I was stuck the other day behind an elderly driver going twenty-five miles an hour in a fifty-five zone. He’s was driving one of those pale green cars that look like a cross between a tank and a Cadillac, and weigh something like seven thousand pounds. His wife was next to him, and he would slow down and point at things along the road every few seconds. We were going so slow, Amish buggies were tailgating us, and honking horns to get us to speed up.
I’m usually not a patient man, and it didn’t help that I had my teenage son with me. I decided to help myself relax by playing what I call the absurdity game. The way it works is, when you’re in a situation that’s driving you crazy, you start making up outrageous stories. As the gentleman in front of me cruised along at a sedate twenty miles an hour, and slowed to five at every turn, I suddenly said to my son, ”Maybe he’s driving slow because he only has one arm, and it’s hard for him to drive.” My son started to laugh as I continued. “Well, maybe a few years ago he was driving by an orphanage engulfed in flames. Rushing to the rescue of innocent children, he heroically pulled two-hundred and eighty-four orphans, and Mrs. Higgins, the cook, to safety one by one through an open window. In his amazing efforts to save them his arm was badly burned, became infected, and subsequently had to be amputated.”

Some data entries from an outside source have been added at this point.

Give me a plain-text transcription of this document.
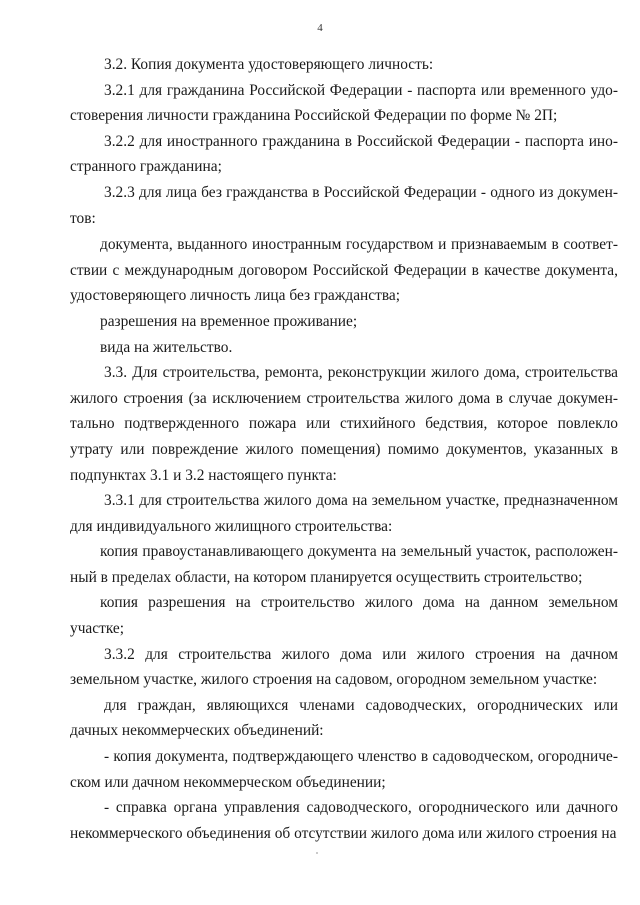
4

3.2. Копия документа удостоверяющего личность:

3.2.1 для гражданина Российской Федерации - паспорта или временного удостоверения личности гражданина Российской Федерации по форме № 2П;

3.2.2 для иностранного гражданина в Российской Федерации - паспорта иностранного гражданина;

3.2.3 для лица без гражданства в Российской Федерации - одного из документов:

документа, выданного иностранным государством и признаваемым в соответствии с международным договором Российской Федерации в качестве документа, удостоверяющего личность лица без гражданства;

разрешения на временное проживание;

вида на жительство.

3.3. Для строительства, ремонта, реконструкции жилого дома, строительства жилого строения (за исключением строительства жилого дома в случае документально подтвержденного пожара или стихийного бедствия, которое повлекло утрату или повреждение жилого помещения) помимо документов, указанных в подпунктах 3.1 и 3.2 настоящего пункта:

3.3.1 для строительства жилого дома на земельном участке, предназначенном для индивидуального жилищного строительства:

копия правоустанавливающего документа на земельный участок, расположенный в пределах области, на котором планируется осуществить строительство;

копия разрешения на строительство жилого дома на данном земельном участке;

3.3.2 для строительства жилого дома или жилого строения на дачном земельном участке, жилого строения на садовом, огородном земельном участке:

для граждан, являющихся членами садоводческих, огороднических или дачных некоммерческих объединений:

- копия документа, подтверждающего членство в садоводческом, огородническом или дачном некоммерческом объединении;

- справка органа управления садоводческого, огороднического или дачного некоммерческого объединения об отсутствии жилого дома или жилого строения на
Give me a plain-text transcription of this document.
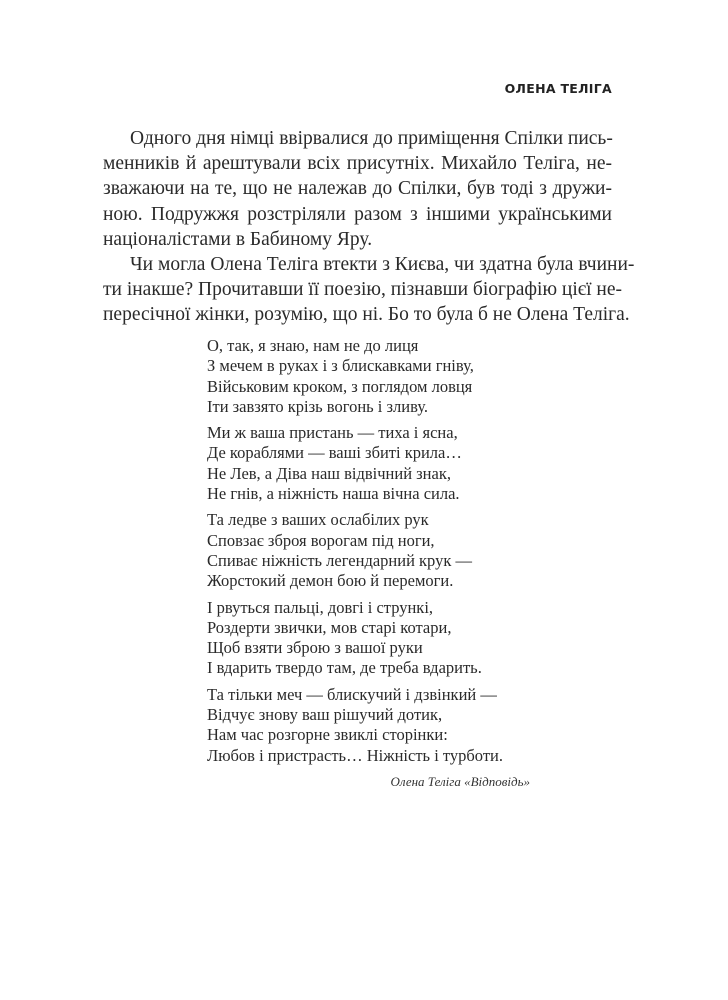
ОЛЕНА ТЕЛІГА
Одного дня німці ввірвалися до приміщення Спілки пись-
менників й арештували всіх присутніх. Михайло Теліга, не-
зважаючи на те, що не належав до Спілки, був тоді з дружи-
ною. Подружжя розстріляли разом з іншими українськими
націоналістами в Бабиному Яру.
Чи могла Олена Теліга втекти з Києва, чи здатна була вчини-
ти інакше? Прочитавши її поезію, пізнавши біографію цієї не-
пересічної жінки, розумію, що ні. Бо то була б не Олена Теліга.
О, так, я знаю, нам не до лиця
З мечем в руках і з блискавками гніву,
Військовим кроком, з поглядом ловця
Іти завзято крізь вогонь і зливу.
Ми ж ваша пристань — тиха і ясна,
Де кораблями — ваші збиті крила…
Не Лев, а Діва наш відвічний знак,
Не гнів, а ніжність наша вічна сила.
Та ледве з ваших ослабілих рук
Сповзає зброя ворогам під ноги,
Спиває ніжність легендарний крук —
Жорстокий демон бою й перемоги.
І рвуться пальці, довгі і стрункі,
Роздерти звички, мов старі котари,
Щоб взяти зброю з вашої руки
І вдарить твердо там, де треба вдарить.
Та тільки меч — блискучий і дзвінкий —
Відчує знову ваш рішучий дотик,
Нам час розгорне звиклі сторінки:
Любов і пристрасть… Ніжність і турботи.
Олена Теліга «Відповідь»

I continued my story. “He’s also not taken those turns too well. What if he’s missing a leg as well as an arm, and is pushing the brake pedal with his cane. Maybe, last year while at the beach some young children had become trapped in an undertow, and were being pulled swiftly and perilously out to sea. Even though he had only one arm, he knew he had to do something. So, using his training as a former navy seal, he waded into the rough surf, and ultimately the same undertow, and proceeded to miraculously save the children one by one. As he was returning the last child to the safety of the beach, while cradling the child in his one arm, he felt a harsh tugging and a sharp pain in his right leg. Struggling to the beach with his precious cargo, it was only then as he collapsed onto the wet sand that he realized that he was the victim of a shark attack. Though paramedics saved his life; the doctors could not save his leg.”
You should all try the absurdity game sometime. I may have to use it again. I’m behind a women in the Dunkin Donut’s drive-through. I’ve waited five minutes, and they started handing her box after box of donuts. I have no doubt she works for a wonderful charity. By tomorrow morning Fed Ex will be delivering boxes of mouth-watering jelly donuts to hundreds of hungry children in a drought ravaged foreign land. Bless her heart.


I think we need to try that because my hubby almost rammed the old couple in front of us last night … and he really wanted one of the car flippers I dream of this afternoon when he sat in bad traffic for over and hour.
It is a way to slow down the insanity. I was stuck in traffic the other day, and started looking around at people. The guy next to me looked like a mafia hit man. I started making up a story, but it’s better when there’s two or three of you.
On the other hand, the woman is a foreign agent who is going to poison all the kids in the orphanage with the donuts. It is your duty to shoot her, right?
I don’t know if she’s going to poison them. She might give them high colestrol, and have them bouncing off the walls.